Magro y el teatro agonizante (VII)

Al padre Castaño no le extrañó la avidez con que el comisario rebañaba el tazón. Como buen conocedor del alma humana, sabía que el ansia de dulzura es connatural al hombre. Y la perpetua insatisfacción. Y el miedo.

—Debo reñirle, Julio, por haber dejado colgando cual costillar de cerdo al actor ahorcado. Eso no es cristiano, amigo mío. ¿No podría haber ordenado que bajasen el cadáver?
—Padre, en lo que respecta a esta decisión mía estoy dispuesto a darle la razón teológica, por descontado, y hasta la razón teórica, si me apura. Pero la razón práctica, fundamental en mi oficio, me advierte que, si permito que revuelvan la escena de un crimen, las pruebas desaparecerán con el trasiego como la hierba al paso del caballo de Atila.
—Entonces démonos prisa, comisario, no vaya a ser que alguien tan caritativo e ignorante como un servidor se haya tomado la libertad de hacer descender al muerto como a Cristo de la cruz.

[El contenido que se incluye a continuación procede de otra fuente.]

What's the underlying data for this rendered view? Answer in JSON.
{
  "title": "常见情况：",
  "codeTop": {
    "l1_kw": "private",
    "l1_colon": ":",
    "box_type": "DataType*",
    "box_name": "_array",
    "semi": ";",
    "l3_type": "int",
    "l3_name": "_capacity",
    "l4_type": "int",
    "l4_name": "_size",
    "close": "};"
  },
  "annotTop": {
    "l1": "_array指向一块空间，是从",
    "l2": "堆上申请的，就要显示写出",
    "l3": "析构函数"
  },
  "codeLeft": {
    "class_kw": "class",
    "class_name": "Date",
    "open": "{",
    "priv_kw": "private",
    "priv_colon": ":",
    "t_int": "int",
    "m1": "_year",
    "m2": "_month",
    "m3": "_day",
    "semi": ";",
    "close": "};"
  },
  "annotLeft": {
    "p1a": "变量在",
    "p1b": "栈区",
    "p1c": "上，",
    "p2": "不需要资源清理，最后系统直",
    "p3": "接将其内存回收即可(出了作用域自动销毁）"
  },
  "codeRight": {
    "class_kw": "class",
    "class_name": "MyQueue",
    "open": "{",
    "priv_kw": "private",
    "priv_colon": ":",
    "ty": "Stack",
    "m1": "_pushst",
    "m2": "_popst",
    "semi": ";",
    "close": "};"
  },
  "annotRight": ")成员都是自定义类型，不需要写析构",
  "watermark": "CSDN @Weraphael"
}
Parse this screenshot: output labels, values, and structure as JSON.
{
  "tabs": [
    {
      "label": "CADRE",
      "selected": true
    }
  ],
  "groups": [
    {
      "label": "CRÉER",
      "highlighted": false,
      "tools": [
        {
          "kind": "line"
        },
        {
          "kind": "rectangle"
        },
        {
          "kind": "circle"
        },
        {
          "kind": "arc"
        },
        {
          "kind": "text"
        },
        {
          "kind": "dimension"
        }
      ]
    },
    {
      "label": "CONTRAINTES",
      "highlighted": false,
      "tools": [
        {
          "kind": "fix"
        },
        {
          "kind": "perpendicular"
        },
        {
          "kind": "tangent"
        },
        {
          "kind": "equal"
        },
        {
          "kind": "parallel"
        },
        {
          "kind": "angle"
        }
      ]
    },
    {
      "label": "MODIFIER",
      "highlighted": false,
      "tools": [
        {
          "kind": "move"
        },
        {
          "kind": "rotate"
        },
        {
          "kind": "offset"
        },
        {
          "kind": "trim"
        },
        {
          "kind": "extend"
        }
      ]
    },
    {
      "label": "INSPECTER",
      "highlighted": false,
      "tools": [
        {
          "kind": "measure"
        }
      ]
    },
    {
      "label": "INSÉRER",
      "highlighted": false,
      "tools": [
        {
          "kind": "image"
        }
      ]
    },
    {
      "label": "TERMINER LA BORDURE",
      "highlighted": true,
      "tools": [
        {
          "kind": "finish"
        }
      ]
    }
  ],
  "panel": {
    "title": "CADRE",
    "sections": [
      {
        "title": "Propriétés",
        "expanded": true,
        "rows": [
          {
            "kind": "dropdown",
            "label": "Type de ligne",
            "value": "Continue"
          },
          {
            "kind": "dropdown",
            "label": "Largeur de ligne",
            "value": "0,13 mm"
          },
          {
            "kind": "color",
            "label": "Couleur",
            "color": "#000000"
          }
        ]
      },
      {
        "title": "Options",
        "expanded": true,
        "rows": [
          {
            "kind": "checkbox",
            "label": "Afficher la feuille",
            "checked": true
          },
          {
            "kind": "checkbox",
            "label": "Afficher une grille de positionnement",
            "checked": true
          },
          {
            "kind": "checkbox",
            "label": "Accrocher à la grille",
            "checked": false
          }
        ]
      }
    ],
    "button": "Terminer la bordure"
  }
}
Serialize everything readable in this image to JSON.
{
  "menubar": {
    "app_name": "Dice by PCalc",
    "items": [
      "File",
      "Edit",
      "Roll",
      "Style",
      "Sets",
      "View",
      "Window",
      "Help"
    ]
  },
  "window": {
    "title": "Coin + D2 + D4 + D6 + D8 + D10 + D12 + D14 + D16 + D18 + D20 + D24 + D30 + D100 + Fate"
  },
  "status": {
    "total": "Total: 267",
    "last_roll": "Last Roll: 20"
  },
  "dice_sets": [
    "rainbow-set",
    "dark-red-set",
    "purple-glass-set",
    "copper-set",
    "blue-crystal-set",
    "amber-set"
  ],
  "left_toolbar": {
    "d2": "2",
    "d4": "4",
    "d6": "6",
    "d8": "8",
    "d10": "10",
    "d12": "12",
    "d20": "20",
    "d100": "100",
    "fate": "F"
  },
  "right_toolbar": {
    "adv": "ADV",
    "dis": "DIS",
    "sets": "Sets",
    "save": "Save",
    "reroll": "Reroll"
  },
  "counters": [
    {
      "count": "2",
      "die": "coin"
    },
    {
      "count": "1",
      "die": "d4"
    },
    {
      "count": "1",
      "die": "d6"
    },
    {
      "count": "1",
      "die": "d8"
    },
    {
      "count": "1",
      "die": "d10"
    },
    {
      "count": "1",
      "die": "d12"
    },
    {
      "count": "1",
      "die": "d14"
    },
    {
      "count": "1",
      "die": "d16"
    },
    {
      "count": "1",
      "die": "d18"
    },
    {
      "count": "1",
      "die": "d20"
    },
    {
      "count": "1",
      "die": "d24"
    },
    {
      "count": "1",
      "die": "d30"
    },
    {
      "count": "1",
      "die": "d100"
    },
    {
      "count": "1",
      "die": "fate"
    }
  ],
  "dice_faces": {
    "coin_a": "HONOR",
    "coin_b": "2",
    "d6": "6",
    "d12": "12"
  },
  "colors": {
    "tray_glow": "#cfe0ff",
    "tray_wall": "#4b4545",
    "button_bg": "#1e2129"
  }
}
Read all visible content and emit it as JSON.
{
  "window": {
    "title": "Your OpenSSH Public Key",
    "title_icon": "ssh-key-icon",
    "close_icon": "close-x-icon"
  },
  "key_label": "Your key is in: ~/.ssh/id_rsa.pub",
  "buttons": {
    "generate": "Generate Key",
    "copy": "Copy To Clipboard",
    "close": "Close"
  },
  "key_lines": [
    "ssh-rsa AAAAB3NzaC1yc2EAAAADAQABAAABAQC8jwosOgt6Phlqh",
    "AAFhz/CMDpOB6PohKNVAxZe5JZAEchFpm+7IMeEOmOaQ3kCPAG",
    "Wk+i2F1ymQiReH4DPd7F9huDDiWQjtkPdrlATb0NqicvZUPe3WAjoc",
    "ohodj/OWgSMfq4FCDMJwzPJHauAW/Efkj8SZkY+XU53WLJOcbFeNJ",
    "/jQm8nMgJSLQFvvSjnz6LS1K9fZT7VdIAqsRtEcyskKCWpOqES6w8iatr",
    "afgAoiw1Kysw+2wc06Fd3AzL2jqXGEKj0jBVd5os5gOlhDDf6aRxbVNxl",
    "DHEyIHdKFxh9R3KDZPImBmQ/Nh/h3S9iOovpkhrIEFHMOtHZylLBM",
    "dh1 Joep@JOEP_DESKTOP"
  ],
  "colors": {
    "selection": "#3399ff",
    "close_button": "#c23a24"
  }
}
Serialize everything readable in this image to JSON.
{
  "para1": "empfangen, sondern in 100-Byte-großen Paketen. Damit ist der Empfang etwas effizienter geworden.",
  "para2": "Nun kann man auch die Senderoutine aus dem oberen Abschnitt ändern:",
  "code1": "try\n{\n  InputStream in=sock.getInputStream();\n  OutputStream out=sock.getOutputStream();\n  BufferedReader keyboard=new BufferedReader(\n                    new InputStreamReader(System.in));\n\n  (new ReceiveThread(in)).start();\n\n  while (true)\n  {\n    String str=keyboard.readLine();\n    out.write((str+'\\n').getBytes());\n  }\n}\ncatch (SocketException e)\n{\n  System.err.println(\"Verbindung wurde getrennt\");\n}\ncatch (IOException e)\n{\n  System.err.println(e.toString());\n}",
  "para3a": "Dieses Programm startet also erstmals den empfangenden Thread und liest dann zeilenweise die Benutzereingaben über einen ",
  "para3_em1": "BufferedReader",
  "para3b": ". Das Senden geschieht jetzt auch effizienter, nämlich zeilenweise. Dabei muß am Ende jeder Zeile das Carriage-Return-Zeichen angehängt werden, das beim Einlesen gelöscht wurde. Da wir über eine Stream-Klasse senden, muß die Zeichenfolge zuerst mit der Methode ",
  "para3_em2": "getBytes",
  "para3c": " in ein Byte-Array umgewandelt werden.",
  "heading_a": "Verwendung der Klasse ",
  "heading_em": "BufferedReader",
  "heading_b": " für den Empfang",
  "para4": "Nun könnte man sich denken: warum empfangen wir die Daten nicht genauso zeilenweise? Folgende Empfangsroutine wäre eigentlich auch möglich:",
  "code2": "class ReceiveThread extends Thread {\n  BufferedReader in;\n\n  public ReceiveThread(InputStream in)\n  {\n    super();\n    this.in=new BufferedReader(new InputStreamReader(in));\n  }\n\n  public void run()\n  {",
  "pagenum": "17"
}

El curilla se puso en pie y se sacudió con ligereza las miguitas que poblaban la pechera de su camisa negra.
¿Sabe qué me intriga, Magro? continuó diciendo–.Que ese director amnésico y balbuciente no haya vacilado, en cambio, en encontrar el camino hasta el teatro.
—¿Memoria corporal?
—O mucho me equivoco o yo lo llamaría mejor disimulo. ¡Allá vamos! Tendremos el caso resuelto antes de cenar. Aunque igual acabamos cenando de madrugada. En el ínterin, echaremos mano de estos pestiños, elaborados por las monjas siguiendo una receta secreta milenaria que fue bendecida por el Santo Padre en su última visita a la ciudad. Desde entonces los hemos vendido como churros.
—¿Cree que podríamos llevarle unos pocos a Margarita? Si ha seguido mis instrucciones, la pobre estará muriéndose de hambre… –Castaño asintió y acomodó otra bolsa en un primoroso cestillo de mimbre, que remató con un lazo donde se leía “Dios me ama”–. A la salida, si es que mi escudera ha localizado al señor Tomillo, le rogaré a él que nos acompañe; después debemos recoger al dramaturgo en la plaza de la fuente. La presencia de ambos nos ayudará a arrojar luz sobre ciertos aspectos.
—Ocúpese usted de Tomillo, Julio. Yo iré al encuentro del dramaturgo y nos reuniremos en el teatro de aquí a quince minutos.
—¡Que sean veinticinco! –propuso Magro, caminante lento, viendo que el padre Castaño salía corriendo, cestillo en mano, a una velocidad de vértigo.

El sacerdote estaba en una admirable forma física: no en vano había sido, en su juventud de seminario, campeón de atletismo. En menos de un cuarto de hora, Castaño y su acompañante se plantaron en la puerta de la sala; a la media hora llegaron Magro, Tomillo y la mujer de la limpieza. El comisario venía con la lengua afuera.